Standard Deviation question

[mike1212]

Back to the same expected value question from yesterday, but this time I want to calculate my standard deviation.

To refresh on the details:

I am going to deposit $250.
They will match my deposit.
I can bet with my $500 bankroll.
When I withdraw, $250 is deducted from my cashout.

So if I play 1 hand of baccarat and bet on banker until there is not a tie:

50.68% -> balance = $975 -> cashout = $725
49.32% -> balance = 0 -> cashout = $0

So expected value = 117.48

0.506852033______475______240.7547157
0.493150343_____-250_____-123.2875858
__________________________117.4671299


What is the standard deviation of this?

When I calculate the standard deviation bu taking 240.75 and -123.29 as the other I get 257.42 which I think is wrong since the probabilities of each result occuring isn't 50/50 but 50.68%/49.32%.

So I lined up in excel 5069 cells containing 240.75 and then 4931 cells containing -123.28 and then found the standard deviation of this to be 182.01. This I feel should be correct since the sample size now represents the expected ratio of results.
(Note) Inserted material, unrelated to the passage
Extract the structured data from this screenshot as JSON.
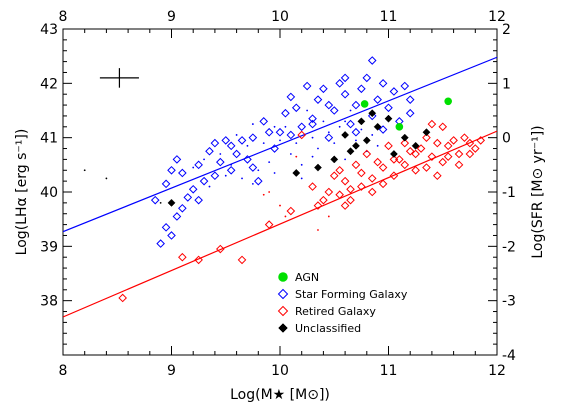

Is the second way the proper way to do this?

Thanks.

[BruceZ]

[ QUOTE ]
Back to the same expected value question from yesterday, but this time I want to calculate my standard deviation.

To refresh on the details:

I am going to deposit $250.
They will match my deposit.
I can bet with my $500 bankroll.
When I withdraw, $250 is deducted from my cashout.

So if I play 1 hand of baccarat and bet on banker until there is not a tie:

50.68% -> balance = $975 -> cashout = $725
49.32% -> balance = 0 -> cashout = $0

So expected value = 117.48

0.506852033______475______240.7547157
0.493150343_____-250_____-123.2875858
__________________________117.4671299


What is the standard deviation of this?

When I calculate the standard deviation bu taking 240.75 and -123.29 as the other I get 257.42 which I think is wrong since the probabilities of each result occuring isn't 50/50 but 50.68%/49.32%.

So I lined up in excel 5069 cells containing 240.75 and then 4931 cells containing -123.28 and then found the standard deviation of this to be 182.01. This I feel should be correct since the sample size now represents the expected ratio of results.

Is the second way the proper way to do this?

Thanks.

[/ QUOTE ]

No, doing it that way you would have to enter your results of 475 and -250. You can use this formula, where E(x) is the expected value of x:

variance(x) = E(x^2) - [E(x)]^2

variance = 0.506852033 * (475)^2 + 0.493150343 * (-250)^2 - (117.47)^2

standard deviation = sqrt(variance) = 362.47

[Shawsy]

[ QUOTE ]
[ QUOTE ]
snip
I am going to deposit $250.
They will match my deposit.
I can bet with my $500 bankroll.
When I withdraw, $250 is deducted from my cashout.

So if I play 1 hand of baccarat and bet on banker until there is not a tie:

50.68% -> balance = $975 -> cashout = $725
49.32% -> balance = 0 -> cashout = $0

So expected value = 117.48

0.506852033______475______240.7547157
0.493150343_____-250_____-123.2875858
__________________________117.4671299


What is the standard deviation of this?

snip

[/ QUOTE ]

No, doing it that way you would have to enter your results of 475 and -250. You can use this formula, where E(x) is the expected value of x:

variance(x) = E(x^2) - [E(x)]^2

variance = 0.506852033 * (475)^2 + 0.493150343 * (-250)^2 - (117.47)^2

standard deviation = sqrt(variance) = 362.47

[/ QUOTE ]

Or the equally correct (but usually less practical) alternative formula:
Var[X] = Sum ((X - E[X])^2 * P(x))
Here Var[X] = (475-117.47)^2*.50685 + (-250-117.47)^2*.49315
Var[X]= 131381 and SDev[X]=362.47 as above.